General guidelines for phrases include the following:
- A dictionary can contain up to 512 phrases.
- Each phrase can contain a minimum of 3 bytes and a maximum of 256 bytes.
- Dictionary phrase-matching is not case-sensitive and ignores punctuation.
- You can place quotes around phrases to specify that the dictionary only detects phrases that exactly match the phrase in the order given within the quotes.
To enable matching of Unicode phrases when they are adjacent to other characters with no delimiters in between, check the Unicode checkbox. To learn more, see Adding Custom DLP Dictionaries.

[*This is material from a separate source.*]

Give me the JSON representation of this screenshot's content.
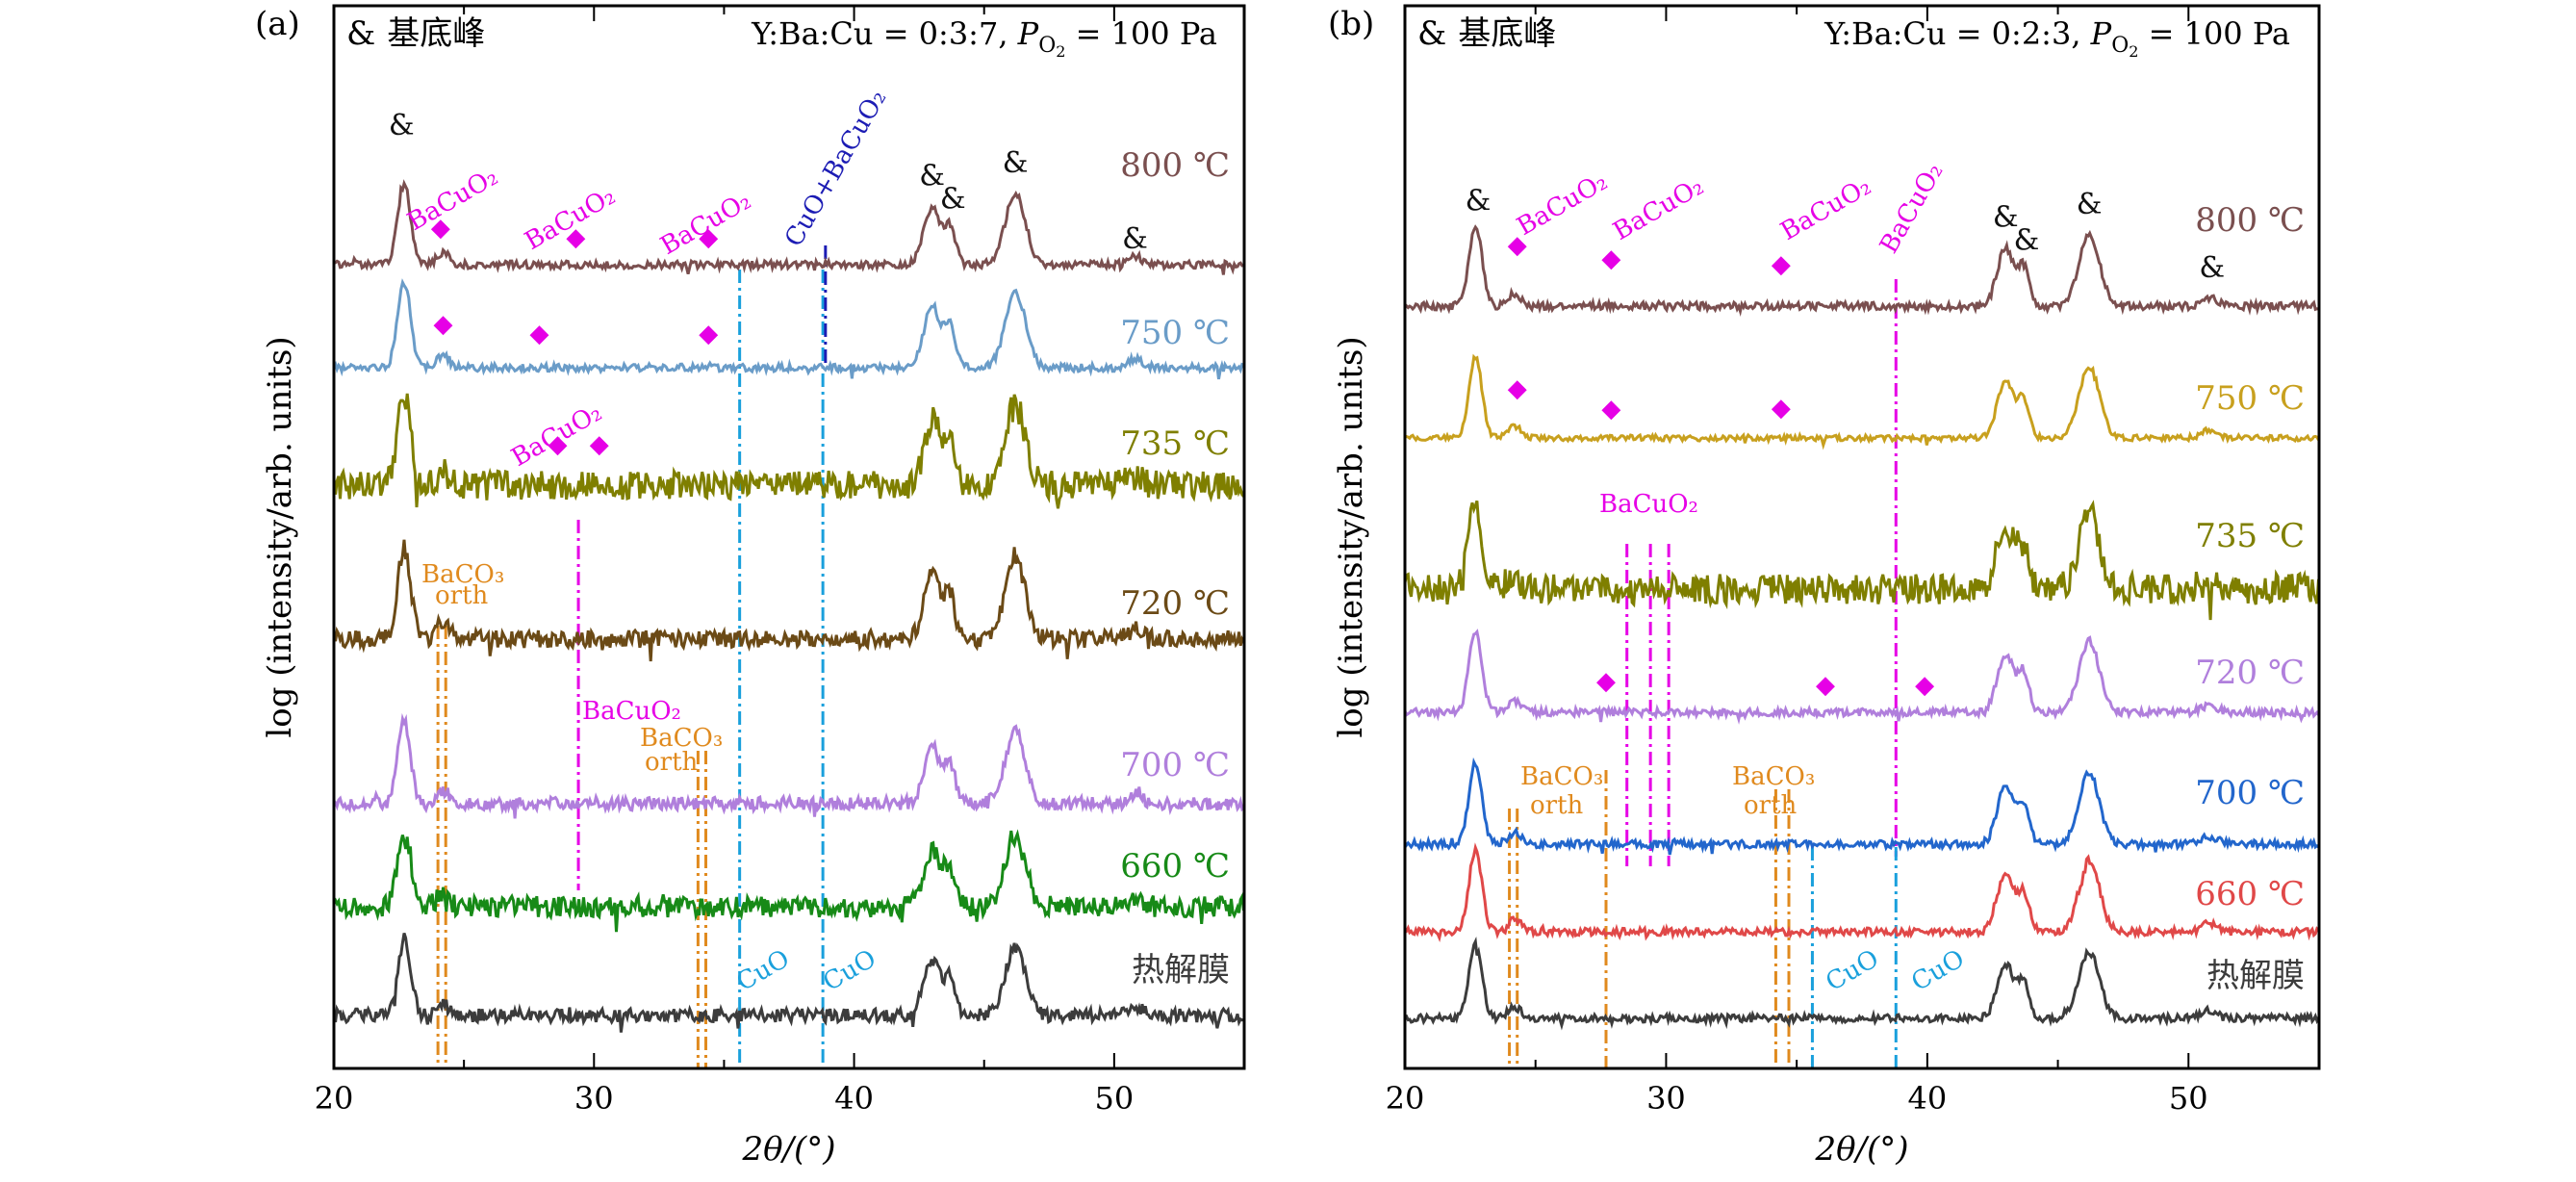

The Zscaler service uses fuzzy matching techniques to ensure that phrases do not go undetected by dictionaries because of capitalization or spacing discrepancies and the existence of noise words (e.g., spurious words or HTML tags) between words. For example, the configured phrase “security service” would match the text “security <b>service</b>”.
Sometimes this fuzzy matching results in matching phrases from an irrelevant context and can cause false positives. In such cases, quotes or double quotes can be placed around the words of a phrase to disable fuzzy matching and match only the phrase within the quotes. Zscaler then ignores the different types of whitespace between the words. For example, “security service” matches “security-service,” “security,service,” and other such unrelated phrases.
Adding Phrases
To add phrases:
- Go to Policies > Data Protection > Common Resources > Dictionaries & Engines.
Click Add DLP Dictionary or click the Edit icon for an existing dictionary.
The Add/Edit DLP Dictionary window appears.
- In the Add/Edit DLP Dictionary window:
- Enter a Phrase you want the dictionary to match when scanning content. You must enter phrases one at a time (i.e., one phrase per line). To learn more, see the preceding general guidelines for phrases.
- Choose the Action the dictionary takes upon detecting valid matches:
- Count All: The dictionary counts all matches of the phrase, including identical phrases, toward the match count. For example, you create a dictionary with the phrase “Confidential Information” and choose Count All. When the dictionary scans content containing three instances of the phrase “Confidential Information,” it counts all three instances as three matches.
- Count Unique: The dictionary counts each unique match of the phrase towards the match count only once, regardless of how many times it appears in the content. For example, you create a dictionary with the phrase “Confidential Information” and choose Count Unique. When the dictionary scans content containing three instances of the phrase “Confidential Information,” it counts all three instances as one match.
Click the Add Phrase icon to add additional lines and the Delete icon to remove them.
- Click Save and activate the change.